Let’s dive right in...  

I hope this is the shove you need to engage a content strategy immediately!!

6 Ways to Become an Industry Thought Leader

  1. Maintain an Active Business Blog:
    Launching a blog that covers important topics relating to the industry in which you're selling is perhaps the best way to establish and uphold your image as a thought leader. A well-written blog will make prospects and current customers confident that the products and services they buy from you are created using industry expertise. Not only will maintaining an active business blog reward you with a more credible industry presence, but when done right, it will also afford you additional business benefits such as improved lead generation and expanded reach achieved through a boost in search engine optimization.

  2. Contribute Guest Blog Posts:
    Once you start gaining traction as a credible business blogger using your own blog, it's also a great idea to seek opportunities to contribute guest articles to the blogs of other industry thought leaders. Being recognized by already-established thought leaders as a credible source and contributor will further legitimize your industry expertise.

  3. Publish Long-Form Content:
    Publishing longer form content such as ebooks, whitepapers, and even webinars shows prospects and customers that your knowledge about given topics expands beyond 600-word blog posts. By publishing well-crafted, educational ebooks or other downloadable content, you'll demonstrate that you're capable of thought leadership on an even higher scale.

  4. Launch Your Own Podcast:
    An alternative or complement to blogging, launching a regularly scheduled audio or video podcast is another great way to exhibit thought leadership. Consider discussing important industry-related topics or news and inviting other industry experts to join you as guests to create an even deeper level of credibility.

  5. Speak at Conferences/Events:
    Your thought leadership doesn't have to be limited to the web. Live, in-person conferences and events are valuable marketing assets, and a presence at these gatherings can be valuable to any business' marketing efforts. Apply to speak at these types of industry events.
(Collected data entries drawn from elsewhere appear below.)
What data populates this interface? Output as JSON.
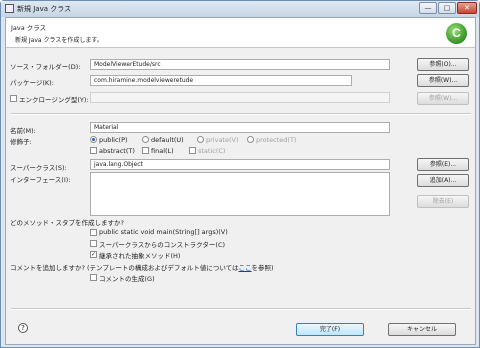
{
  "window": {
    "title": "新規 Java クラス",
    "minimize": "—",
    "maximize": "□",
    "close": "✕"
  },
  "banner": {
    "title": "Java クラス",
    "message": "新規 Java クラスを作成します。",
    "logo": "C"
  },
  "source_folder": {
    "label": "ソース・フォルダー(D):",
    "value": "ModelViewerEtude/src",
    "browse": "参照(O)..."
  },
  "package": {
    "label": "パッケージ(K):",
    "value": "com.hiramine.modelvieweretude",
    "browse": "参照(W)..."
  },
  "enclosing": {
    "label": "エンクロージング型(Y):",
    "value": "",
    "browse": "参照(W)...",
    "checked": false
  },
  "name": {
    "label": "名前(M):",
    "value": "Material"
  },
  "modifiers": {
    "label": "修飾子:",
    "public": "public(P)",
    "default": "default(U)",
    "private": "private(V)",
    "protected": "protected(T)",
    "abstract": "abstract(T)",
    "final": "final(L)",
    "static": "static(C)",
    "selected": "public"
  },
  "superclass": {
    "label": "スーパークラス(S):",
    "value": "java.lang.Object",
    "browse": "参照(E)..."
  },
  "interfaces": {
    "label": "インターフェース(I):",
    "add": "追加(A)...",
    "remove": "除去(E)"
  },
  "stubs": {
    "question": "どのメソッド・スタブを作成しますか?",
    "main": "public static void main(String[] args)(V)",
    "constructors": "スーパークラスからのコンストラクター(C)",
    "inherited": "継承された抽象メソッド(H)",
    "inherited_checked": true
  },
  "comments": {
    "question_prefix": "コメントを追加しますか? (テンプレートの構成およびデフォルト値については",
    "link": "ここ",
    "question_suffix": "を参照)",
    "generate": "コメントの生成(G)"
  },
  "footer": {
    "help": "?",
    "finish": "完了(F)",
    "cancel": "キャンセル"
  }
}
Start with smaller events to introduce yourself into your industry's speaking circuit, and work your way up to larger, more prestigious events once you've gained more experience and respect as a speaker. Once you've secured speaking engagements, always be sure to make your presentations as educational and non-promotional as possible to achieve maximum credibility.
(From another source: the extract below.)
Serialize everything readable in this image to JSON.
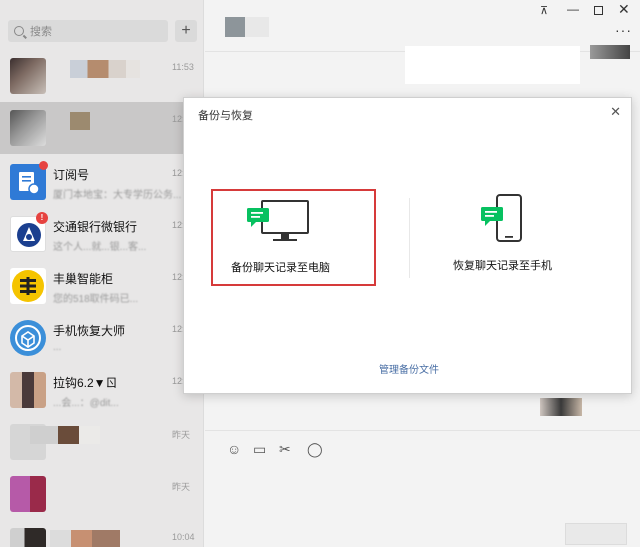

  6. Answer Questions in Social Media:
    This is perhaps one of the easiest thought leadership tactics to keep up with on an ongoing basis. Social media is littered with people trying to learn more or find answers to questions they have. Monitoring social media sites for industry-related questions can help you identify opportunities to share your expertise.  LinkedIn Answers is the perfect platform for this, allowing you to search users' questions by industry and topic. Also consider using Twitter Search to find users' questions on Twitter. Quora and Facebook are also great places to search. Once you've identified questions for which you can provide a helpful response, answer it in an informative, non-promotional way. (Bonus points if you can link to a blog post you've written that expands on the topic in question!)

Leave Promotion at the Door

I've said it a few times throughout this blog post, but it's important to emphasize that one of the keys to becoming an authentic thought leader in your industry is to leave promotion at the door. Even the tiniest inkling of being too overly promotional can seriously undermine your credibility as an industry expert.

On the other hand, if people start to trust you and respect you as an industry thought leader, the indirect result will be greater trust in the products and services you have to offer, and ultimately, more business!